The area keys start with a nice little description. A recently gutted and oozing elk carcass hangs from a tree near a cauldron next to a pile of crushed goblin corpses. An especially warty and fat orcs stirs the cauldron occasionally. Good imagery.
Some of the descriptions get long. Some of the bullets get long. As length increases the ability to scan drops off. It doesn’t delve in to the history of a place, or trivia, but lets say instead there’s a wealth of pertinent information presented. There’s some correct balance here and, while its not bad, it strays a little close to the “too much” line at times. A lot of times. Because of that you don’t get the sense from the text that it’s easy to scan and run. I’m not saying its NOT, I’m saying you don’t get that sense. Looking at it you might sigh, but it IS well organized.

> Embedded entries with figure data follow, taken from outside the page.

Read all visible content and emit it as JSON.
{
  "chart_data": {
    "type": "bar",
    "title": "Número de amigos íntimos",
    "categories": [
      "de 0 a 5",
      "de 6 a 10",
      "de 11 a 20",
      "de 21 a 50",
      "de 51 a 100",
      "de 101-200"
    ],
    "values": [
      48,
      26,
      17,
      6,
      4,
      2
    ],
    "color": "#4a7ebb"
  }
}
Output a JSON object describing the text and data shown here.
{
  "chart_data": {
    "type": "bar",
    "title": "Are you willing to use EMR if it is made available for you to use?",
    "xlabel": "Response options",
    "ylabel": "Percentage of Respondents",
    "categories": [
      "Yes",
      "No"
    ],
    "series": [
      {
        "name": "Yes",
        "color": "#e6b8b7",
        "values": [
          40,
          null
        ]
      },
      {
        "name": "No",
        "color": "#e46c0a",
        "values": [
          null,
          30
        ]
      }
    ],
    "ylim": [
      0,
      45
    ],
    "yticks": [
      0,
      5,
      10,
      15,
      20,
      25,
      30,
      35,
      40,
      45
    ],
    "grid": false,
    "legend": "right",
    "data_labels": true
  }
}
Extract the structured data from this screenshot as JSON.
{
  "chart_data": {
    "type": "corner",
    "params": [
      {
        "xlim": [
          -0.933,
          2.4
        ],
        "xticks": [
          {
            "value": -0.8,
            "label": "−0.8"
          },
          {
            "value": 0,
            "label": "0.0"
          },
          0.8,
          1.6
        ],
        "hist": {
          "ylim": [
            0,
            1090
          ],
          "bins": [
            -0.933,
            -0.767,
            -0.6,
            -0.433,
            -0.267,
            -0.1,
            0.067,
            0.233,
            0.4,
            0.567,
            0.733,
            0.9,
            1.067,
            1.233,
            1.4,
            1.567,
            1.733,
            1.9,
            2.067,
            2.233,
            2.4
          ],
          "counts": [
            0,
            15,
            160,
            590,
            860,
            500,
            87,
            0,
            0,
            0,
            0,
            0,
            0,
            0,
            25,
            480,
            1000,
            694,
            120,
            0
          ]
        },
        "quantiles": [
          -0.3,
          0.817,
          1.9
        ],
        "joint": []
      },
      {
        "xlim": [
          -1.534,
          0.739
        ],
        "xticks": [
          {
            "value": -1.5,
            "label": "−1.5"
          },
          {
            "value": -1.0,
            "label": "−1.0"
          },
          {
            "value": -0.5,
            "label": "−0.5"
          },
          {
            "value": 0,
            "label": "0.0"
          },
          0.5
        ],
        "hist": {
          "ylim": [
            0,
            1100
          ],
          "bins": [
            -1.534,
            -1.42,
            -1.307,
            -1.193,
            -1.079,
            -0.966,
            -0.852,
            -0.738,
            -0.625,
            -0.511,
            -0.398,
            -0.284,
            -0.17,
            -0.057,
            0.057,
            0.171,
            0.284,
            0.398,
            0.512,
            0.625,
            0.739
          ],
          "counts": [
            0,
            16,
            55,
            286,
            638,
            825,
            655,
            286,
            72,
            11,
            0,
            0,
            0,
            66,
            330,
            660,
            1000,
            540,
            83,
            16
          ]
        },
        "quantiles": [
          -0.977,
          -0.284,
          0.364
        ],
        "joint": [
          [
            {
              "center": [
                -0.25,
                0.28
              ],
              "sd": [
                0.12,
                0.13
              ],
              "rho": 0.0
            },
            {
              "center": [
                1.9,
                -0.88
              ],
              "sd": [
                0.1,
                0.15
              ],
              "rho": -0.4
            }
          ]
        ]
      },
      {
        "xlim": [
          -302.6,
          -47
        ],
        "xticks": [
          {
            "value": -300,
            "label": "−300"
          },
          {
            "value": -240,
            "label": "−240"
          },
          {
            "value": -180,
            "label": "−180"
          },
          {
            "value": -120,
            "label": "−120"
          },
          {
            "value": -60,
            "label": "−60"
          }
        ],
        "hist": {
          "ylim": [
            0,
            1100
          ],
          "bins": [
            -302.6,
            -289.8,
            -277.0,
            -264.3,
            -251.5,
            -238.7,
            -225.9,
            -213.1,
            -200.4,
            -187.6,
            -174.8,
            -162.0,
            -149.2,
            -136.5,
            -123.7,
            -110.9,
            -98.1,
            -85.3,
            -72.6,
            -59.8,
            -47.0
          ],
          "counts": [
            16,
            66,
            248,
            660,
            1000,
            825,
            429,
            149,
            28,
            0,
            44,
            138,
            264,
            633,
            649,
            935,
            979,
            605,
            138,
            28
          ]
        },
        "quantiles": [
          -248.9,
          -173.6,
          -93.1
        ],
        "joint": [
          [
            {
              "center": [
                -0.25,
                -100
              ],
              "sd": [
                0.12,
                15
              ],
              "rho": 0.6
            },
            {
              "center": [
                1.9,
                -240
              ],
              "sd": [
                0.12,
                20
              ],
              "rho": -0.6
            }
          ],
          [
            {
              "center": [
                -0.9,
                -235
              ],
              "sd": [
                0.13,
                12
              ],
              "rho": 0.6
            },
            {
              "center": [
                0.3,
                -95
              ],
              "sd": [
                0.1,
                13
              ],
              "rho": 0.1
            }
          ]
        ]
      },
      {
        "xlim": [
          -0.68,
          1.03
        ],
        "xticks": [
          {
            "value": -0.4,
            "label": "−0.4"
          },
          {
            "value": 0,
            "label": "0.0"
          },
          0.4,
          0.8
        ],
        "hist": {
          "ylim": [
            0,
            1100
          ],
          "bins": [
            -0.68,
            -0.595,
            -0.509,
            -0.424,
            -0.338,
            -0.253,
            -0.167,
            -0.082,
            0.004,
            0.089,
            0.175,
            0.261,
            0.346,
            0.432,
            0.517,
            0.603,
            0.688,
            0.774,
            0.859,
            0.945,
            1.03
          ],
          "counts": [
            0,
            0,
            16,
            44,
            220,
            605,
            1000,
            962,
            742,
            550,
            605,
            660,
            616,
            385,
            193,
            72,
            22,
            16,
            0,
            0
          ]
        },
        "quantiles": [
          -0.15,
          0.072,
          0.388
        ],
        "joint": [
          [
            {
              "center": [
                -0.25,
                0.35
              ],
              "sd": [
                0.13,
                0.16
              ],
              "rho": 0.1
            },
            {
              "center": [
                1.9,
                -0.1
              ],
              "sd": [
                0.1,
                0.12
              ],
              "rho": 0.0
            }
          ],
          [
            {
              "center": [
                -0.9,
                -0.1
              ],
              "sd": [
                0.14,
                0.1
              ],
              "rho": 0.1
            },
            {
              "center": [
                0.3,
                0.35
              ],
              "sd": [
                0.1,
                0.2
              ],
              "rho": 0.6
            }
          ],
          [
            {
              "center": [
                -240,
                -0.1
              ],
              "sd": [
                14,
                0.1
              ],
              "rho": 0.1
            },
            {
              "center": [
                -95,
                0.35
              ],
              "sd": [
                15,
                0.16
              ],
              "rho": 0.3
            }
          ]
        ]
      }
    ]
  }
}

Well, mostly. There’s a thing where they put the monsters at the end of the encounter, bolded, at the same indent level (or, rather, a lack of indent) as the room key proper. This can make it seem like the monster is crowding the next room and lack a kind of intuitive layout. Page ten room 2&3, I’m looking at you in particular.
Also, the art choices are a bit weird. It’s not clear why you might choose to include a generic barbarian pic over a pic of the new translucent snail people who you can talk to. Likewise, a pic of the main keep could have been nice.
And that last point is related to the largest miss in this. There’s a part of this adventure that MIGHT be: gather some NPC people and siege/invade/sneak in to the keep to kill the humanoids. That could have been handled better. An iso view of the main keep, and a littlre more attention to “things high nearby that let you look down in to the keep” or other elements that support a base assault would have been welcomes. There’s a kind of order of battle and some day night notes in places, as well as guards and alarms, but I think that needs to come as part of a package. More variety in the keep yard to hide behind/use in combat. More features in the area around the keep. Some more notes on NPC tactics, etc. [Fair warning: Far Cry 1 is in my top 5 list and I loved the open-ended nature of the base assaults there. And I loved playing Danger International and the base assaults we did in that. So … yeah, I love base assaults and have lots of thoughts on them.]
But … this isn’t a bad adventure. It’s a good one. It’s organized ok, and has interactivity and dynamism to it. I’m fond of the emergent play origin story of the adventure also (I rolled three monster checks in a row and wanted to piece them together in a larger picture.) Man, I’m not gushing, am I? It IS good, just pushing the boundaries of thick a bit and the layout/summaries/bullets, while helpful, could use some tweaking to make the points come across better. I’d say MM have just about cracked the code of producing good shit on a schedule.
This is available for $5 on DriveThru. Easily worth that. The preview is 8 pages. Pages 5 & 6 of the adventure show the orc camp/chef I talked about, and more of the preview shows you the writing typical of what the adventure is.